The agency also made “level shock” adjustments to historical estimates of potential GDP in 2020 and 2021 for Mexico, Indonesia, India, and South Africa, factoring in the lingering scarring effects.
In light of these adjustments and forward-looking growth forecasts, Fitch anticipates that the EM10 potential GDP will be 3.0 percentage points lower by 2027 compared to the trajectory based on pre- pandemic potential growth estimates from 2019.
This reflects the challenges that emerging markets continue to face in their pursuit of sustainable growth.
This positive revision for India’s growth potential is expected to provide a substantial boost to the nation’s economic prospects, reinforcing its position as a promising global player in the mid-term.
Morgan Stanley is also positive about India’s thriving economy and its sustainability, citing strong data and performance.
India appears stable in both aspects, supporting their belief that policy rates are appropriately calibrated without the need for further tightening, Morgan said.
Morgan said inflation, which briefly rose due to food prices, has since stabilized within the target range.
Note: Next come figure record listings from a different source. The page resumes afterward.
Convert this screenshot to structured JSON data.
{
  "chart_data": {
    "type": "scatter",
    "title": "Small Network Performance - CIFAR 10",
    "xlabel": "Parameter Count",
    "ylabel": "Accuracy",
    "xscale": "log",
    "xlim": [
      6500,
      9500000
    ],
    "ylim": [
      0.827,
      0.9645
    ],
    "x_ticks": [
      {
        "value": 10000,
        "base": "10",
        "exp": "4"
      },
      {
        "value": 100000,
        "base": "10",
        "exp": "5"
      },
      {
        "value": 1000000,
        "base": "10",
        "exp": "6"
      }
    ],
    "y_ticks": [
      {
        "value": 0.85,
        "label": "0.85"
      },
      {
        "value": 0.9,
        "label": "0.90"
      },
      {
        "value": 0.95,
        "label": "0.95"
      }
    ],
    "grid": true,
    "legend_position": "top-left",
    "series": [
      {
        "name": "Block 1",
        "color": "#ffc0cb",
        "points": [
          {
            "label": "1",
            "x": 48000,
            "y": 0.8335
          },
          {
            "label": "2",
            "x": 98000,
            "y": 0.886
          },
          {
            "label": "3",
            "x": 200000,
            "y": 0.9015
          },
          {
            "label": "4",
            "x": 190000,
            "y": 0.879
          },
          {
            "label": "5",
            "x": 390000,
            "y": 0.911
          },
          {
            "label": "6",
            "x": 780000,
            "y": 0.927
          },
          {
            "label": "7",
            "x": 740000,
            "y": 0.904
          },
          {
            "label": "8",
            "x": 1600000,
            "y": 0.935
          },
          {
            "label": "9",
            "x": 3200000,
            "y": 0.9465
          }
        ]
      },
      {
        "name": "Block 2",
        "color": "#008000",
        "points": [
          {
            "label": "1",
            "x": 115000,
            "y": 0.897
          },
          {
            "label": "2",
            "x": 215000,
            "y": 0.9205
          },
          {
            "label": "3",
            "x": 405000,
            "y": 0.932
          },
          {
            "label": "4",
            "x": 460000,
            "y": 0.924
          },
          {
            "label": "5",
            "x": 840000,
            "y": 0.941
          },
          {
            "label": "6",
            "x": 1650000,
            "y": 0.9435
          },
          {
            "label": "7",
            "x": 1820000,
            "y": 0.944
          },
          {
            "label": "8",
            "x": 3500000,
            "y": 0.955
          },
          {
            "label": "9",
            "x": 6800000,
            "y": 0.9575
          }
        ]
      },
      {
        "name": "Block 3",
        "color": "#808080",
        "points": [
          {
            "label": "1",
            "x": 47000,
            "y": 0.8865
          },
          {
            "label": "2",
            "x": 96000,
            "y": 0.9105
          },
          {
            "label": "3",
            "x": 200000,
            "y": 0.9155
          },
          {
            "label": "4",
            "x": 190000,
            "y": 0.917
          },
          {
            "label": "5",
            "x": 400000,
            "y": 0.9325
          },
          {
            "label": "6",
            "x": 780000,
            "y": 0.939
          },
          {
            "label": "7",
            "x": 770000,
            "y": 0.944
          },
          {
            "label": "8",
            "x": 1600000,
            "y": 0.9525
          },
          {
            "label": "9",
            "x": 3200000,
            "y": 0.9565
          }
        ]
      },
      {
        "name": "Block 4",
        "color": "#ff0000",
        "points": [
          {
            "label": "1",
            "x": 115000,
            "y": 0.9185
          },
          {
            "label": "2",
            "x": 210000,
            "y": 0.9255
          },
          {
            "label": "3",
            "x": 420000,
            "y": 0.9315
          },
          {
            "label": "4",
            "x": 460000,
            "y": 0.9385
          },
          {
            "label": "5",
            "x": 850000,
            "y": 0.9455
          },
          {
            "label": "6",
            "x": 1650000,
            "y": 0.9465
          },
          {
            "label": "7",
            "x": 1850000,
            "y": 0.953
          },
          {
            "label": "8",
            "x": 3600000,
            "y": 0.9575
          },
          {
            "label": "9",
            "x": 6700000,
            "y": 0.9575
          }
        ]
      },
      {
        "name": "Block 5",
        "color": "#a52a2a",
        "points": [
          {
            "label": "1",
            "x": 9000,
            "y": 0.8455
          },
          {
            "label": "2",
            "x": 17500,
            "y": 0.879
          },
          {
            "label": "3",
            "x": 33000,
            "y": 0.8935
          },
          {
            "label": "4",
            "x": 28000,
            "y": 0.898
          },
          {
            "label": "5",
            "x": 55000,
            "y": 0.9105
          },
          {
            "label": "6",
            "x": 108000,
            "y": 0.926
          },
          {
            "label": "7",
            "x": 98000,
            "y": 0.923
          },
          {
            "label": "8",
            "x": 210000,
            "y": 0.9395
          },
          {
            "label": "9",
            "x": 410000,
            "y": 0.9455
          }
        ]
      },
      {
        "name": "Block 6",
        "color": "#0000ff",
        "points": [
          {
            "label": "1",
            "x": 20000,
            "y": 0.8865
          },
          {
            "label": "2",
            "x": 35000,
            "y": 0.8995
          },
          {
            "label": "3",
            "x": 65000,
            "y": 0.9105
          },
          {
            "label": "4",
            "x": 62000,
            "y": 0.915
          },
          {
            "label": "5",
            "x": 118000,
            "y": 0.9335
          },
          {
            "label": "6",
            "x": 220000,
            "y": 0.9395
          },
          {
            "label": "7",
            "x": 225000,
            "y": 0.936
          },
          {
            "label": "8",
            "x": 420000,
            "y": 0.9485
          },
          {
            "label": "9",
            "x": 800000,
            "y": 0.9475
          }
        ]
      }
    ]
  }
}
The current account deficit remains comfortable.
While rising US rates have pressured emerging market currencies, India’s Rupee has been less volatile, thanks to improved macro stability and reforms.
Morgan Stanley has been constructive on India’s outlook for some time, highlighting that India offers the best domestic demand alpha opportunity within Asia and one of the best structural stories over the medium term globally.